AMENDMENT TO AMENDED AND RESTATED ARTICLES OF INCORPORATION OF FRANKLIN COVEY
 

 
The Amended and Restated Articles of Incorporation of Franklin Covey Co., dated March 4, 2005, are hereby amended by deleting Section C.7(a) in its entirety and substituting the following in place thereof:
 
Section C.7
 
(a) Redemption Right.
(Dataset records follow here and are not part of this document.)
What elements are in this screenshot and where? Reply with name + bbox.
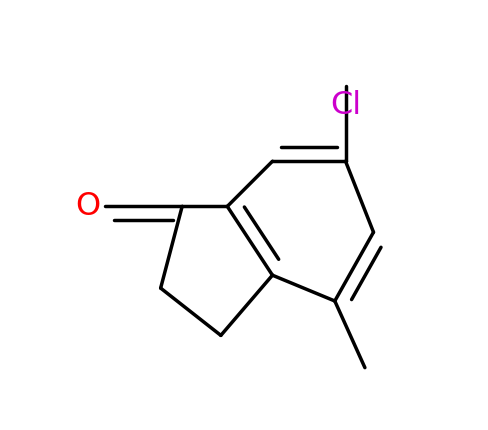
Text: O: O <box>75 191 100 222</box>
Text: Cl: Cl <box>329 90 360 121</box>
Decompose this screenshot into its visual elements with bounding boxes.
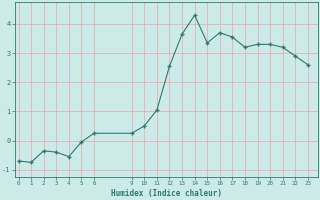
- X-axis label: Humidex (Indice chaleur): Humidex (Indice chaleur): [111, 189, 222, 198]
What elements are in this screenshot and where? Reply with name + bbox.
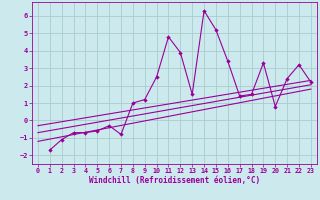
- Point: [237, 94, 242, 98]
- Point: [71, 131, 76, 134]
- Point: [95, 129, 100, 133]
- Point: [59, 138, 64, 141]
- Point: [83, 131, 88, 134]
- Point: [118, 133, 124, 136]
- Point: [47, 148, 52, 152]
- Point: [225, 60, 230, 63]
- Point: [296, 63, 301, 66]
- Point: [261, 61, 266, 65]
- Point: [284, 77, 290, 80]
- Point: [308, 81, 313, 84]
- Point: [213, 28, 219, 31]
- Point: [202, 9, 207, 12]
- Point: [154, 75, 159, 79]
- Point: [130, 101, 135, 105]
- Point: [178, 51, 183, 54]
- Point: [142, 98, 147, 101]
- Point: [166, 35, 171, 38]
- Point: [190, 93, 195, 96]
- Point: [107, 124, 112, 127]
- X-axis label: Windchill (Refroidissement éolien,°C): Windchill (Refroidissement éolien,°C): [89, 176, 260, 185]
- Point: [249, 93, 254, 96]
- Point: [273, 105, 278, 108]
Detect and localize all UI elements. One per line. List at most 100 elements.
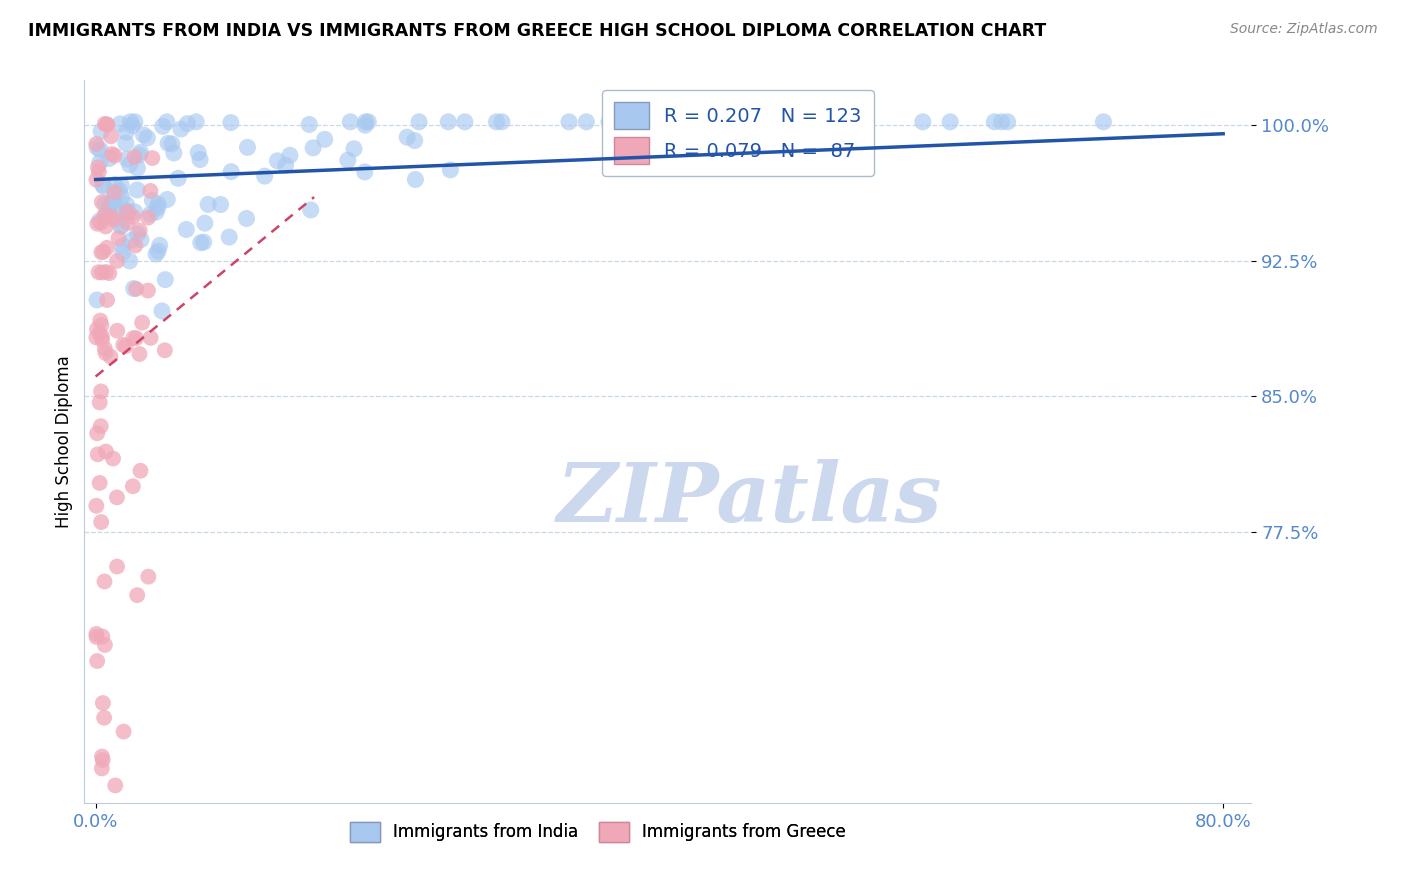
Text: IMMIGRANTS FROM INDIA VS IMMIGRANTS FROM GREECE HIGH SCHOOL DIPLOMA CORRELATION : IMMIGRANTS FROM INDIA VS IMMIGRANTS FROM… (28, 22, 1046, 40)
Point (117, 216, 139, 230)
Point (91, 749, 114, 764)
Point (125, 331, 148, 345)
Point (97, 203, 120, 218)
Point (100, 197, 122, 211)
Point (86, 136, 108, 151)
Point (157, 136, 180, 151)
Point (112, 724, 135, 739)
Point (96, 293, 118, 307)
Point (146, 197, 169, 211)
Point (118, 158, 141, 172)
Point (454, 115, 477, 129)
Point (105, 559, 128, 574)
Point (129, 464, 152, 478)
Point (658, 115, 681, 129)
Point (131, 316, 153, 330)
Point (94, 219, 117, 234)
Point (86, 630, 108, 644)
Point (91, 244, 114, 259)
Y-axis label: High School Diploma: High School Diploma (55, 355, 73, 528)
Point (118, 253, 141, 268)
Point (278, 148, 301, 162)
Point (103, 212, 125, 227)
Point (115, 205, 138, 219)
Point (194, 216, 217, 230)
Point (89, 395, 111, 409)
Point (146, 244, 169, 258)
Point (136, 211, 159, 225)
Point (598, 115, 620, 129)
Point (136, 569, 159, 583)
Point (152, 120, 174, 134)
Point (87, 161, 110, 175)
Point (146, 200, 169, 214)
Point (98, 266, 121, 280)
Point (108, 184, 131, 198)
Point (103, 186, 125, 200)
Point (100, 129, 122, 144)
Point (94, 444, 117, 458)
Point (129, 145, 152, 160)
Point (122, 210, 145, 224)
Point (983, 115, 1005, 129)
Point (575, 115, 598, 129)
Point (103, 194, 125, 209)
Point (86, 627, 108, 641)
Point (96, 117, 118, 131)
Point (91, 265, 114, 279)
Point (91, 329, 114, 343)
Point (298, 118, 321, 132)
Point (139, 184, 162, 198)
Point (219, 115, 242, 129)
Point (105, 206, 128, 220)
Point (141, 194, 163, 208)
Point (90, 384, 112, 399)
Point (86, 499, 108, 513)
Point (86, 140, 108, 154)
Point (139, 331, 162, 345)
Point (302, 141, 325, 155)
Point (124, 204, 146, 219)
Point (139, 207, 162, 221)
Point (111, 239, 134, 253)
Point (93, 574, 115, 589)
Point (235, 211, 257, 226)
Point (396, 130, 419, 145)
Point (439, 162, 461, 177)
Point (105, 254, 128, 268)
Point (939, 115, 962, 129)
Point (353, 165, 375, 179)
Point (404, 172, 426, 186)
Point (91, 630, 114, 644)
Point (219, 164, 242, 178)
Point (128, 148, 150, 162)
Point (93, 179, 115, 194)
Point (190, 235, 212, 250)
Point (115, 136, 138, 150)
Point (104, 779, 127, 793)
Point (112, 338, 135, 352)
Point (651, 115, 673, 129)
Point (187, 145, 209, 160)
Point (100, 210, 122, 224)
Point (91, 178, 114, 192)
Point (128, 224, 150, 238)
Point (197, 197, 219, 211)
Point (145, 247, 167, 261)
Point (120, 115, 142, 129)
Point (96, 118, 118, 132)
Point (911, 115, 934, 129)
Point (87, 164, 110, 178)
Point (314, 132, 336, 146)
Point (218, 230, 240, 244)
Point (121, 119, 143, 133)
Point (86, 426, 108, 441)
Point (93, 208, 115, 222)
Point (90, 245, 112, 260)
Point (810, 115, 832, 129)
Point (114, 339, 136, 353)
Point (89, 475, 111, 490)
Point (91, 696, 114, 710)
Point (115, 152, 138, 166)
Point (120, 234, 142, 248)
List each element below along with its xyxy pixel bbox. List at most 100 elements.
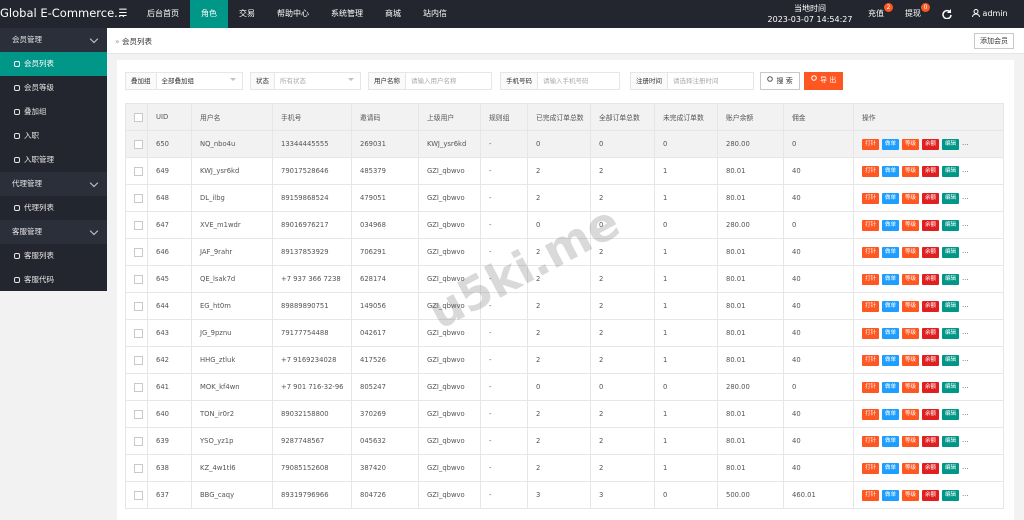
action-button[interactable]: 打针 [862, 489, 879, 501]
checkbox[interactable] [134, 463, 143, 473]
more-button[interactable]: ... [962, 354, 969, 363]
action-button[interactable]: 等级 [902, 300, 919, 312]
filter-field[interactable]: 注册时间 请选择注册时间 [630, 72, 754, 90]
action-button[interactable]: 等级 [902, 354, 919, 366]
sidebar-group[interactable]: 会员管理 [0, 28, 107, 52]
sidebar-item[interactable]: 客服代码 [0, 268, 107, 292]
action-button[interactable]: 做单 [882, 165, 899, 177]
action-button[interactable]: 余额 [922, 165, 939, 177]
action-button[interactable]: 编辑 [942, 435, 959, 447]
more-button[interactable]: ... [962, 489, 969, 498]
nav-item[interactable]: 系统管理 [331, 9, 363, 18]
action-button[interactable]: 等级 [902, 273, 919, 285]
withdraw[interactable]: 提现 0 [905, 0, 930, 28]
action-button[interactable]: 打针 [862, 219, 879, 231]
action-button[interactable]: 做单 [882, 354, 899, 366]
action-button[interactable]: 余额 [922, 219, 939, 231]
sidebar-item[interactable]: 客服列表 [0, 244, 107, 268]
action-button[interactable]: 编辑 [942, 165, 959, 177]
action-button[interactable]: 编辑 [942, 138, 959, 150]
action-button[interactable]: 等级 [902, 327, 919, 339]
more-button[interactable]: ... [962, 327, 969, 336]
action-button[interactable]: 打针 [862, 354, 879, 366]
action-button[interactable]: 编辑 [942, 273, 959, 285]
checkbox[interactable] [134, 436, 143, 446]
checkbox[interactable] [134, 247, 143, 257]
more-button[interactable]: ... [962, 381, 969, 390]
action-button[interactable]: 等级 [902, 435, 919, 447]
checkbox[interactable] [134, 274, 143, 284]
action-button[interactable]: 编辑 [942, 327, 959, 339]
action-button[interactable]: 余额 [922, 192, 939, 204]
more-button[interactable]: ... [962, 408, 969, 417]
checkbox[interactable] [134, 328, 143, 338]
more-button[interactable]: ... [962, 246, 969, 255]
more-button[interactable]: ... [962, 300, 969, 309]
action-button[interactable]: 余额 [922, 408, 939, 420]
action-button[interactable]: 打针 [862, 381, 879, 393]
action-button[interactable]: 做单 [882, 327, 899, 339]
action-button[interactable]: 做单 [882, 192, 899, 204]
nav-item[interactable]: 帮助中心 [277, 9, 309, 18]
action-button[interactable]: 打针 [862, 462, 879, 474]
more-button[interactable]: ... [962, 273, 969, 282]
export-button[interactable]: 导 出 [804, 72, 843, 90]
action-button[interactable]: 做单 [882, 462, 899, 474]
action-button[interactable]: 打针 [862, 165, 879, 177]
checkbox[interactable] [134, 382, 143, 392]
more-button[interactable]: ... [962, 138, 969, 147]
checkbox[interactable] [134, 193, 143, 203]
checkbox[interactable] [134, 166, 143, 176]
action-button[interactable]: 编辑 [942, 462, 959, 474]
recharge[interactable]: 充值 2 [868, 0, 893, 28]
more-button[interactable]: ... [962, 435, 969, 444]
action-button[interactable]: 打针 [862, 138, 879, 150]
checkbox[interactable] [134, 355, 143, 365]
action-button[interactable]: 余额 [922, 273, 939, 285]
filter-field[interactable]: 叠加组 全部叠加组 [125, 72, 243, 90]
sidebar-group[interactable]: 代理管理 [0, 172, 107, 196]
action-button[interactable]: 编辑 [942, 489, 959, 501]
action-button[interactable]: 等级 [902, 381, 919, 393]
action-button[interactable]: 打针 [862, 327, 879, 339]
filter-field[interactable]: 用户名称 请输入用户名称 [368, 72, 492, 90]
checkbox[interactable] [134, 409, 143, 419]
action-button[interactable]: 余额 [922, 300, 939, 312]
nav-item[interactable]: 商城 [385, 9, 401, 18]
checkbox[interactable] [134, 490, 143, 500]
more-button[interactable]: ... [962, 219, 969, 228]
action-button[interactable]: 等级 [902, 219, 919, 231]
filter-field[interactable]: 状态 所有状态 [250, 72, 361, 90]
filter-field[interactable]: 手机号码 请输入手机号码 [500, 72, 620, 90]
action-button[interactable]: 等级 [902, 138, 919, 150]
user-menu[interactable]: admin [972, 0, 1008, 28]
nav-item[interactable]: 站内信 [423, 9, 447, 18]
action-button[interactable]: 做单 [882, 246, 899, 258]
action-button[interactable]: 编辑 [942, 219, 959, 231]
action-button[interactable]: 等级 [902, 489, 919, 501]
action-button[interactable]: 等级 [902, 462, 919, 474]
checkbox[interactable] [134, 112, 143, 122]
sidebar-item[interactable]: 会员等级 [0, 76, 107, 100]
search-button[interactable]: 搜 索 [760, 72, 800, 90]
action-button[interactable]: 余额 [922, 435, 939, 447]
action-button[interactable]: 余额 [922, 138, 939, 150]
action-button[interactable]: 打针 [862, 408, 879, 420]
action-button[interactable]: 做单 [882, 138, 899, 150]
sidebar-item[interactable]: 入职 [0, 124, 107, 148]
action-button[interactable]: 余额 [922, 381, 939, 393]
action-button[interactable]: 编辑 [942, 246, 959, 258]
action-button[interactable]: 编辑 [942, 354, 959, 366]
sidebar-item[interactable]: 叠加组 [0, 100, 107, 124]
action-button[interactable]: 编辑 [942, 381, 959, 393]
checkbox[interactable] [134, 301, 143, 311]
checkbox[interactable] [134, 220, 143, 230]
action-button[interactable]: 打针 [862, 246, 879, 258]
action-button[interactable]: 打针 [862, 192, 879, 204]
more-button[interactable]: ... [962, 165, 969, 174]
action-button[interactable]: 余额 [922, 246, 939, 258]
logo[interactable]: Global E-Commerce... [0, 6, 126, 20]
refresh-icon[interactable] [942, 9, 952, 19]
action-button[interactable]: 编辑 [942, 300, 959, 312]
nav-item[interactable]: 后台首页 [147, 9, 179, 18]
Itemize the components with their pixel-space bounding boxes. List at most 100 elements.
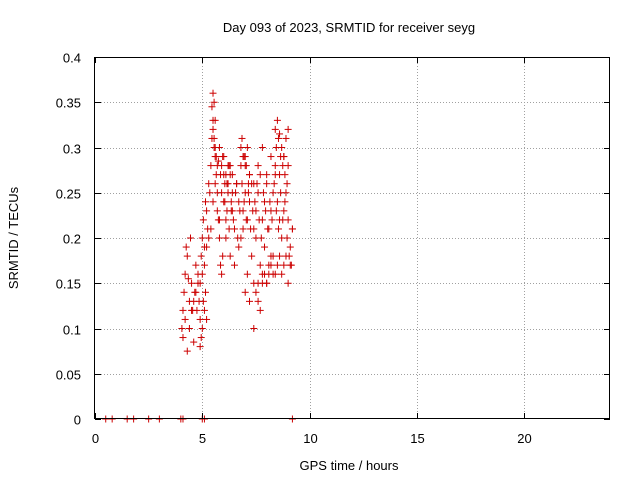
data-point (192, 288, 200, 296)
y-tick-label: 0.15 (56, 277, 81, 292)
data-point (276, 252, 284, 260)
data-point (255, 216, 263, 224)
data-point (259, 189, 267, 197)
y-tick-label: 0.2 (63, 232, 81, 247)
data-point (254, 297, 262, 305)
data-point (262, 207, 270, 215)
x-tick-label: 5 (199, 431, 206, 446)
data-point (288, 225, 296, 233)
x-axis-label: GPS time / hours (300, 458, 399, 473)
data-point (219, 252, 227, 260)
data-point (267, 153, 275, 161)
data-point (226, 252, 234, 260)
data-point (199, 297, 207, 305)
data-point (202, 198, 210, 206)
data-point (282, 134, 290, 142)
data-point (279, 216, 287, 224)
data-point (263, 171, 271, 179)
data-point (277, 189, 285, 197)
data-point (205, 234, 213, 242)
data-point (256, 261, 264, 269)
data-point (211, 116, 219, 124)
data-point (266, 198, 274, 206)
data-point (180, 288, 188, 296)
data-point (199, 216, 207, 224)
data-point (225, 225, 233, 233)
data-point (186, 234, 194, 242)
data-point (178, 325, 186, 332)
data-point (250, 325, 258, 332)
data-point (188, 306, 196, 314)
data-point (249, 207, 257, 215)
data-point (215, 216, 223, 224)
data-point (211, 180, 219, 188)
data-point (181, 315, 189, 323)
data-point (215, 234, 223, 242)
x-tick-label: 15 (410, 431, 424, 446)
data-point (281, 198, 289, 206)
data-point (181, 270, 189, 278)
y-tick-label: 0.3 (63, 142, 81, 157)
data-points (102, 89, 296, 423)
data-point (200, 261, 208, 269)
data-point (256, 171, 264, 179)
data-point (252, 234, 260, 242)
data-point (218, 162, 226, 170)
data-point (272, 207, 280, 215)
data-point (228, 189, 236, 197)
data-point (271, 270, 279, 278)
data-point (207, 225, 215, 233)
x-tick-label: 10 (303, 431, 317, 446)
data-point (188, 279, 196, 287)
data-point (227, 198, 235, 206)
axis-ticks (95, 57, 610, 420)
y-tick-label: 0 (74, 413, 81, 428)
data-point (256, 306, 264, 314)
data-point (280, 207, 288, 215)
data-point (281, 171, 289, 179)
data-point (209, 125, 217, 133)
data-point (283, 234, 291, 242)
data-point (235, 243, 243, 251)
chart-title: Day 093 of 2023, SRMTID for receiver sey… (223, 20, 475, 35)
data-point (196, 343, 204, 351)
data-point (273, 198, 281, 206)
data-point (217, 171, 225, 179)
data-point (185, 325, 193, 332)
data-point (276, 130, 284, 138)
data-point (284, 125, 292, 133)
data-point (268, 216, 276, 224)
data-point (203, 207, 211, 215)
data-point (210, 134, 218, 142)
data-point (286, 243, 294, 251)
data-point (207, 162, 215, 170)
data-point (254, 162, 262, 170)
data-point (263, 180, 271, 188)
data-point (286, 261, 294, 269)
data-point (261, 243, 269, 251)
data-point (240, 198, 248, 206)
data-point (182, 243, 190, 251)
data-point (179, 334, 187, 342)
data-point (243, 270, 251, 278)
data-point (202, 288, 210, 296)
data-point (206, 189, 214, 197)
y-tick-label: 0.05 (56, 368, 81, 383)
data-point (282, 252, 290, 260)
data-point (246, 171, 253, 179)
y-tick-label: 0.25 (56, 187, 81, 202)
data-point (183, 252, 191, 260)
data-point (237, 144, 245, 151)
data-point (242, 162, 250, 170)
data-point (223, 180, 231, 188)
data-point (258, 144, 266, 151)
data-point (228, 171, 236, 179)
data-point (215, 144, 223, 151)
data-point (263, 279, 271, 287)
data-point (269, 189, 277, 197)
data-point (272, 144, 280, 151)
data-point (192, 261, 200, 269)
data-point (183, 347, 191, 355)
data-point (196, 315, 204, 323)
data-point (222, 216, 230, 224)
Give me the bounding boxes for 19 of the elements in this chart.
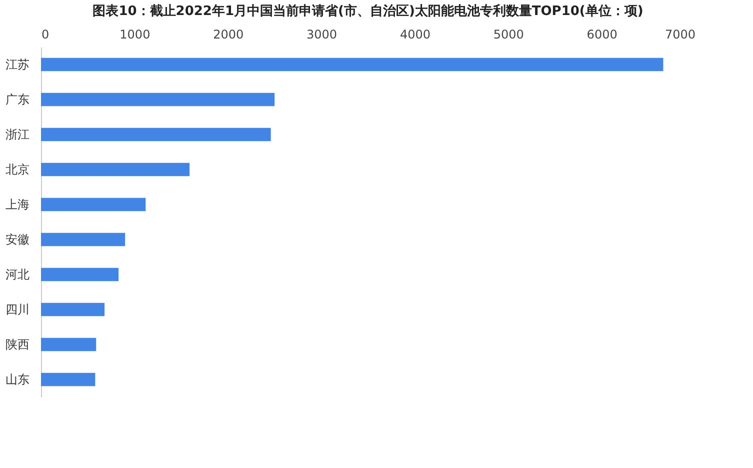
y-tick-label: 陕西 xyxy=(6,338,30,352)
y-tick-label: 浙江 xyxy=(6,128,30,142)
y-tick-label: 上海 xyxy=(6,198,30,212)
x-tick-label: 5000 xyxy=(493,28,524,42)
x-tick-label: 0 xyxy=(42,28,50,42)
y-tick-label: 河北 xyxy=(6,268,30,282)
x-tick-label: 3000 xyxy=(306,28,338,42)
chart-title: 图表10：截止2022年1月中国当前申请省(市、自治区)太阳能电池专利数量TOP10(单位：项) xyxy=(92,3,644,19)
y-tick-label: 广东 xyxy=(6,92,30,106)
x-tick-label: 6000 xyxy=(586,28,618,42)
x-tick-label: 1000 xyxy=(120,28,150,42)
x-tick-label: 2000 xyxy=(213,28,244,42)
y-tick-label: 北京 xyxy=(6,162,30,176)
y-tick-label: 四川 xyxy=(6,302,30,316)
x-tick-label: 4000 xyxy=(400,28,430,42)
y-tick-label: 山东 xyxy=(6,372,30,386)
y-tick-label: 江苏 xyxy=(6,58,30,72)
x-tick-label: 7000 xyxy=(664,28,696,42)
y-tick-label: 安徽 xyxy=(6,232,30,246)
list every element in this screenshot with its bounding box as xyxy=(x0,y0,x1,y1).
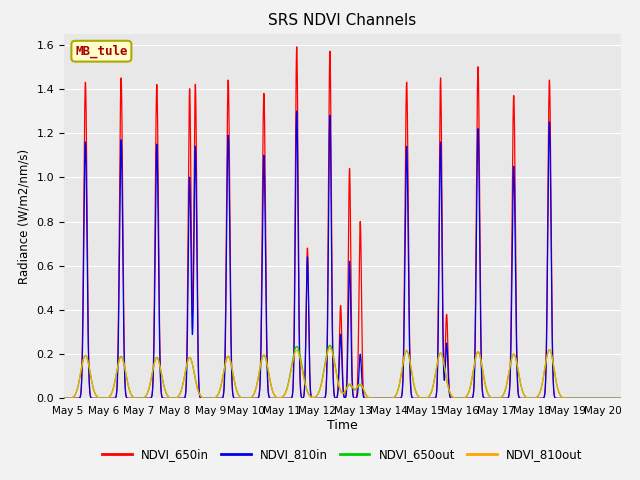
NDVI_650out xyxy=(262,355,269,361)
Text: MB_tule: MB_tule xyxy=(75,45,127,58)
NDVI_650out xyxy=(473,350,481,356)
NDVI_650in xyxy=(617,396,625,401)
NDVI_810out xyxy=(473,350,481,356)
NDVI_810in xyxy=(414,396,422,401)
NDVI_810out xyxy=(262,355,269,360)
Legend: NDVI_650in, NDVI_810in, NDVI_650out, NDVI_810out: NDVI_650in, NDVI_810in, NDVI_650out, NDV… xyxy=(97,443,588,466)
X-axis label: Time: Time xyxy=(327,419,358,432)
NDVI_650out xyxy=(414,393,422,399)
NDVI_810in xyxy=(262,258,269,264)
NDVI_650in xyxy=(293,44,301,50)
Title: SRS NDVI Channels: SRS NDVI Channels xyxy=(268,13,417,28)
NDVI_650in xyxy=(390,396,397,401)
NDVI_810out xyxy=(617,396,625,401)
NDVI_810out xyxy=(60,396,68,401)
NDVI_650in xyxy=(473,143,481,148)
NDVI_650in xyxy=(503,396,511,401)
NDVI_810in xyxy=(617,396,625,401)
NDVI_810in xyxy=(473,190,481,195)
Y-axis label: Radiance (W/m2/nm/s): Radiance (W/m2/nm/s) xyxy=(18,148,31,284)
NDVI_650out xyxy=(88,380,96,385)
Line: NDVI_650in: NDVI_650in xyxy=(64,47,621,398)
NDVI_810in xyxy=(293,108,301,114)
NDVI_810in xyxy=(607,396,615,401)
NDVI_810in xyxy=(60,396,68,401)
NDVI_650out xyxy=(326,342,333,348)
NDVI_810out xyxy=(503,382,511,388)
NDVI_810out xyxy=(326,345,333,351)
NDVI_650in xyxy=(414,396,422,401)
NDVI_810out xyxy=(88,380,96,385)
NDVI_650out xyxy=(617,396,625,401)
NDVI_650out xyxy=(60,396,68,401)
Line: NDVI_810in: NDVI_810in xyxy=(64,111,621,398)
NDVI_810in xyxy=(88,396,96,401)
NDVI_810out xyxy=(390,395,397,400)
NDVI_650in xyxy=(607,396,615,401)
NDVI_810in xyxy=(503,396,511,401)
Line: NDVI_650out: NDVI_650out xyxy=(64,345,621,398)
NDVI_650out xyxy=(390,395,397,400)
NDVI_650in xyxy=(88,396,96,401)
NDVI_810in xyxy=(390,396,397,401)
NDVI_650in xyxy=(262,222,269,228)
NDVI_650in xyxy=(60,396,68,401)
NDVI_810out xyxy=(414,393,422,398)
Line: NDVI_810out: NDVI_810out xyxy=(64,348,621,398)
NDVI_650out xyxy=(503,382,511,388)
The shares of Senior Preferred will not be redeemable, except as otherwise agreed between the Company and any holder or holders of Senior Preferred and except that:
 
(i) during the period beginning on March 8, 2005 and ending on March 8, 2006 (the “Initial Redemption Period”), the Company may, upon 15 business days prior notice to the holders of Senior Preferred, redeem all or any portion of the then-outstanding Senior Preferred at 100% of the then-applicable Liquidation Price plus accrued and unpaid dividends to the date of payment; and
 
(ii) provided it has redeemed during the period from July 15, 2005 through the end of the Initial Redemption Period at least 400,000 shares of Senior Preferred Stock, the Company shall have the right during the period beginning on March 9, 2006 and ending on December 31, 2006 (the “Second Redemption Period”), upon 15 business days prior notice to the holders of Senior Preferred, to redeem all or any portion of the then-outstanding Senior Preferred at 100% of the then-applicable Liquidation Price plus accrued and unpaid dividends to the date of payment; and
 
(iii) provided the Company has redeemed during the period beginning on July 15, 2005 through the end of the Second Redemption Period at least 800,000 shares of Senior Preferred Stock, the Company shall have the right during the period beginning on January 1, 2007 and ending on December 31, 2007 (the “Third Redemption Period,” each of the Initial Redemption Period, the Second Redemption Period and the Third Redemption Period being called a “Redemption Period”), upon 15 business days prior notice to the holders of Senior Preferred, to redeem all or any portion of the then-outstanding Senior Preferred at 100% of the then-applicable Liquidation Price plus accrued and unpaid dividends to the date of payment; and
 
(iv) beginning on the fifth anniversary of the expiration of the last Redemption Period during which the Company shall have the right to redeem Senior Preferred Stock based on the Company’s redemption of Senior Preferred pursuant to subparts (i) through (iii) of this Section 7(a), the Company may, upon 15 business days prior notice to the holders of Senior Preferred, redeem all or any portion of the then-outstanding Senior Preferred at 101% of the then-applicable Liquidation Price plus accrued and unpaid dividends to the date of payment.
 
Any partial redemption effected pursuant to this Section 7 shall be made on a pro-rata basis among the holders of Senior Preferred in proportion to the shares of Senior Preferred then held by them. Notwithstanding anything to the contrary, the mandatory conversion of shares of Series A Preferred into shares of Series B Preferred pursuant to Section 8 hereof may occur at any time during the notice periods set forth in clauses (i) through (iv) of this Section 7(a).